Table 1 Clinical and Demographic Characteristics of the DPN and Control Patients

The median number of comorbidities in DPN patients was significantly higher than in controls [5(4–7.5) vs 4 (2–5.75), p<0.001]. Hypertension was more prevalent in the DPN patients (p=0.005); so were peripheral vascular disease (p<0.001), cerebral vascular accident (p=0.027), chronic kidney disease (p<0.001) and dyslipidemia (p=0.002), than in control patients. Other comorbid diseases were similar in both groups. The DPN patients developed diabetic complications more than the control patients (Table 2).

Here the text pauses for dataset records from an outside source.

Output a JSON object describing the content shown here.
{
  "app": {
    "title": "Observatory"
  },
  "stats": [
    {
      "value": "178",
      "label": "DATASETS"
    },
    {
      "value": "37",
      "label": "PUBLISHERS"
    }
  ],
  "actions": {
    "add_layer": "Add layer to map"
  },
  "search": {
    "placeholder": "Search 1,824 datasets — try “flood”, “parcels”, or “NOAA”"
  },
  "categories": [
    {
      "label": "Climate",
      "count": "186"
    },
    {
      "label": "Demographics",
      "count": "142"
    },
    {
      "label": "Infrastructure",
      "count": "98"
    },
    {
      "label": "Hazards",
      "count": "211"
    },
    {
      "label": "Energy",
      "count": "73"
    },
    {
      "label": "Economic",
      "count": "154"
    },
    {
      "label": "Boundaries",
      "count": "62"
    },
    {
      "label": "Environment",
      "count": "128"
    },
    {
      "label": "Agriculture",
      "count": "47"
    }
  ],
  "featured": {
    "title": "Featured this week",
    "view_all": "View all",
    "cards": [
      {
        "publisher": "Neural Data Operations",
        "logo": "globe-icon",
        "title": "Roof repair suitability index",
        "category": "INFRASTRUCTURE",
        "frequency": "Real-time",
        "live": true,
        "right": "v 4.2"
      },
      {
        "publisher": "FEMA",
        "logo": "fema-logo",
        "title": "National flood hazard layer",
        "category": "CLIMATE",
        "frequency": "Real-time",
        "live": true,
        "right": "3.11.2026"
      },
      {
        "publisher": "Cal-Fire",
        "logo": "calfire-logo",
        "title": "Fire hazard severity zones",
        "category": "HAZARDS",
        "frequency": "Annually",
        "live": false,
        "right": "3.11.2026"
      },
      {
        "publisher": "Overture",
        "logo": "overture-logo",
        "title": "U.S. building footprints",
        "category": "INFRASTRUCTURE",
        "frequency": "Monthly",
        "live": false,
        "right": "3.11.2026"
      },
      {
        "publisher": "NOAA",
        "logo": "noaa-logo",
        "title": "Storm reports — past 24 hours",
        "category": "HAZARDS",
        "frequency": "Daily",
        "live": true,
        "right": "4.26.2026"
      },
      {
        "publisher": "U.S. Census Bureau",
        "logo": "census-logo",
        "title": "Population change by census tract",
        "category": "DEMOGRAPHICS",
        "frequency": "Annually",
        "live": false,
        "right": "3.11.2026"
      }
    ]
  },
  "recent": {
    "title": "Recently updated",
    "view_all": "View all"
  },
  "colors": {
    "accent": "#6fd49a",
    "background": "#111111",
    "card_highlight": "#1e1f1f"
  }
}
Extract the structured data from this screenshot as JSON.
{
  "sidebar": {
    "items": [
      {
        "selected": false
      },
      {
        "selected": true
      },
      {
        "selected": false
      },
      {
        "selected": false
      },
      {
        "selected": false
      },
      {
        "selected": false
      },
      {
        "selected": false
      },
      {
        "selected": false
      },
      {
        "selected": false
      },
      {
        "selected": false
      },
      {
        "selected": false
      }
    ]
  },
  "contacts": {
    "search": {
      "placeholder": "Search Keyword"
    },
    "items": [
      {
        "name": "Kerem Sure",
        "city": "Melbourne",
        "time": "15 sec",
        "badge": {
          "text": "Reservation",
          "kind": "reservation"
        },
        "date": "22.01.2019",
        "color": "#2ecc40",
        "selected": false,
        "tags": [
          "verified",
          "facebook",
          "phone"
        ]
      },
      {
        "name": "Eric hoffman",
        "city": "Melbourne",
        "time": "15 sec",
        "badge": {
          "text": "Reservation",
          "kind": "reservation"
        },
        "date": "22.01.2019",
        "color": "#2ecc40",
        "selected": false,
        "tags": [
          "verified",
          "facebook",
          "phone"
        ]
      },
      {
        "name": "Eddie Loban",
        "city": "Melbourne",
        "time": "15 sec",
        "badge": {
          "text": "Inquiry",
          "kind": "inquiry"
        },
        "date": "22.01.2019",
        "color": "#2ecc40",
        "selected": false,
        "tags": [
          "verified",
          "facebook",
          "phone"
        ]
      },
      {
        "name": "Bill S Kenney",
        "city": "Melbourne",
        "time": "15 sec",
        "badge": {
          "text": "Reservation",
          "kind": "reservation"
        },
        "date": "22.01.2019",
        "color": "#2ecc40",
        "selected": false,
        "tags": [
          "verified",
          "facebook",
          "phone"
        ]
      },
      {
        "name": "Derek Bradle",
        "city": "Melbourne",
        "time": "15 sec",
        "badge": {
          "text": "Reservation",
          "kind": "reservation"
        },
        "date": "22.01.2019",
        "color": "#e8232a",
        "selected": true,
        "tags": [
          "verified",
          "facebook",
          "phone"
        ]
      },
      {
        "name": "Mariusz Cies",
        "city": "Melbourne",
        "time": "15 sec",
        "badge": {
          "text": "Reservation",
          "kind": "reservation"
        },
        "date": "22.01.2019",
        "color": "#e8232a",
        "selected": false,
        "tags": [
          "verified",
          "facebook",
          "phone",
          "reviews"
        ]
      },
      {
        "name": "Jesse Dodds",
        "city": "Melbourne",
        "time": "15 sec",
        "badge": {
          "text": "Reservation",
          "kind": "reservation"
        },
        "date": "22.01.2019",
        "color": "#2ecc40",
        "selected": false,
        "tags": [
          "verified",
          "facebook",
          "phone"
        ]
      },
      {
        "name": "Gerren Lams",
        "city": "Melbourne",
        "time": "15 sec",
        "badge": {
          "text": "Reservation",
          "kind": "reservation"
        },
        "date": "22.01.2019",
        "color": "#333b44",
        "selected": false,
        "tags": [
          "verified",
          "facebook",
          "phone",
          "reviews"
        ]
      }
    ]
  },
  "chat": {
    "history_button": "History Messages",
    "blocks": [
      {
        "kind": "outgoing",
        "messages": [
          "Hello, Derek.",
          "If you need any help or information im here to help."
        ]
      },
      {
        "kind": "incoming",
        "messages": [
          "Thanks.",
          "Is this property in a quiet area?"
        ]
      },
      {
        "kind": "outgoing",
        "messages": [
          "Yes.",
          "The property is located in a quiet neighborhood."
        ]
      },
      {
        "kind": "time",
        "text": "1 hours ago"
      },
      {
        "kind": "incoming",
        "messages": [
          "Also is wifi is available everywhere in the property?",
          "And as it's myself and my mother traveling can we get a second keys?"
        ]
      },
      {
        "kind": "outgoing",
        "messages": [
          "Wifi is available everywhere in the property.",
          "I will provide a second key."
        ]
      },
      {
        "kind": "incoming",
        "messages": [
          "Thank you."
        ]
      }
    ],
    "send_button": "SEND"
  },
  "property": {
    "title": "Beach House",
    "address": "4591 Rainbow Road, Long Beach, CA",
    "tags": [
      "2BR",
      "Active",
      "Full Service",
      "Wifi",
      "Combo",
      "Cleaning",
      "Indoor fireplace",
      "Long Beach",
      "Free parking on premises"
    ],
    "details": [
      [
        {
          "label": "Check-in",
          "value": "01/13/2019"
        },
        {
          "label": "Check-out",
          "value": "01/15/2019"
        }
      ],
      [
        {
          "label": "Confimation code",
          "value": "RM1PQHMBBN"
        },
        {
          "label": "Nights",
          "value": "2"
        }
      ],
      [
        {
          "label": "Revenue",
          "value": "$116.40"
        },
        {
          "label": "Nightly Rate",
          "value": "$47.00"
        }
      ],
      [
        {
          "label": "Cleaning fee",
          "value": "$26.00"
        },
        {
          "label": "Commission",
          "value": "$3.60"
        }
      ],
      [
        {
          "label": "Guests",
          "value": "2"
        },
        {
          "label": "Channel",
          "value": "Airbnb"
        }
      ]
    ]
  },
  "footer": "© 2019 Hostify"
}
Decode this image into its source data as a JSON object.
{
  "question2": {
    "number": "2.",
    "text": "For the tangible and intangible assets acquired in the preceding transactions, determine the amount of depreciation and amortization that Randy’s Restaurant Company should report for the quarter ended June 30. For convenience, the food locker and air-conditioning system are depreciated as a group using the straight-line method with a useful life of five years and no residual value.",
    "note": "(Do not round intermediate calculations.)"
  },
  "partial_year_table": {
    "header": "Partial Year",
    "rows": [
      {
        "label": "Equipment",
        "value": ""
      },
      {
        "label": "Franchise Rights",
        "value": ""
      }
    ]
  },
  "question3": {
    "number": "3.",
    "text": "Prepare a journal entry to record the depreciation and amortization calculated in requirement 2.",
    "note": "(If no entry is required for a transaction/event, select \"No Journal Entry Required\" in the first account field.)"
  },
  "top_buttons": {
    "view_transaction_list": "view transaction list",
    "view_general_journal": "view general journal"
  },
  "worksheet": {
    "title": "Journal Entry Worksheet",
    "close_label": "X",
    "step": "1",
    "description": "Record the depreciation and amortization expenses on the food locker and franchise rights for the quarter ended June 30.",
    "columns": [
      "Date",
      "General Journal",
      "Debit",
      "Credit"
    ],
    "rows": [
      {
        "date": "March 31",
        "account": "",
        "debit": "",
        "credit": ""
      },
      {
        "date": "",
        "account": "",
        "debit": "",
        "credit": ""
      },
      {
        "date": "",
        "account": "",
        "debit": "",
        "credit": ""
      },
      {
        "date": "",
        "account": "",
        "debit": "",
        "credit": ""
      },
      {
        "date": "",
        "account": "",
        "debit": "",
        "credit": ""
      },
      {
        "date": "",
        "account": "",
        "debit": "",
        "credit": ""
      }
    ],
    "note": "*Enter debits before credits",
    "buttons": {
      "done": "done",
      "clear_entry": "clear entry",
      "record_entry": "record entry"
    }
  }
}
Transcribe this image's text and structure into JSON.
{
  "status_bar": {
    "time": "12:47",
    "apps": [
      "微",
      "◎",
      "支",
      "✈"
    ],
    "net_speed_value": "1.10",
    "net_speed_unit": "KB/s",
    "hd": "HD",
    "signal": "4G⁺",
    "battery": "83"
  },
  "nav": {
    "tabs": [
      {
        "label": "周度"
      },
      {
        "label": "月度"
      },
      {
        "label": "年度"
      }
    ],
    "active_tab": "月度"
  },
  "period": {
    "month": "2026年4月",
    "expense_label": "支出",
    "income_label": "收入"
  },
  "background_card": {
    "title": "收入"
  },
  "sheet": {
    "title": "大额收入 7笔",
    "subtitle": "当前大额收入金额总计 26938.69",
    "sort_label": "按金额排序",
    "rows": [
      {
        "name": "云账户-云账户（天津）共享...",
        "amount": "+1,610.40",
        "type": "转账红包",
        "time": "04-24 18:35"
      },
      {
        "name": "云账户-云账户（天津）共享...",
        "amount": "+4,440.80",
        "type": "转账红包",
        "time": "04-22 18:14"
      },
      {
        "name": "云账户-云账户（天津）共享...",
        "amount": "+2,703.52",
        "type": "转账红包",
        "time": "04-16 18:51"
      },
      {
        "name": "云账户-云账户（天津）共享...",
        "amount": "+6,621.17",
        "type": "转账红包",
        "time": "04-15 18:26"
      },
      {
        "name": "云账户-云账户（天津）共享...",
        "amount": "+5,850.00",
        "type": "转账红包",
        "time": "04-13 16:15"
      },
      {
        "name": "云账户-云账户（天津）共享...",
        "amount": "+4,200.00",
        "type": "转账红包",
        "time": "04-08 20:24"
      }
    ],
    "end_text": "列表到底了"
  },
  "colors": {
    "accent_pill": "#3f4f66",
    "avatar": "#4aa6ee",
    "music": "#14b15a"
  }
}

Table 2 Associated Comorbidities and Diabetes Complications

Table 3 shows the results of the final multivariate logistic regression for factors associated with DPN. The independent factors associated with the likelihood of DPN were age (OR 1.02, 95% CI 1.01–1.05, p=0.031), peripheral vascular disease (OR 3.14, 95% CI 1.39–7.127, p=0.006) and chronic kidney disease (OR 2.39, 95% CI 1.23–4.64, p=0.010). However, the presence of hypertension, cerebral vascular disease and dyslipidemia were not significantly associated with DPN.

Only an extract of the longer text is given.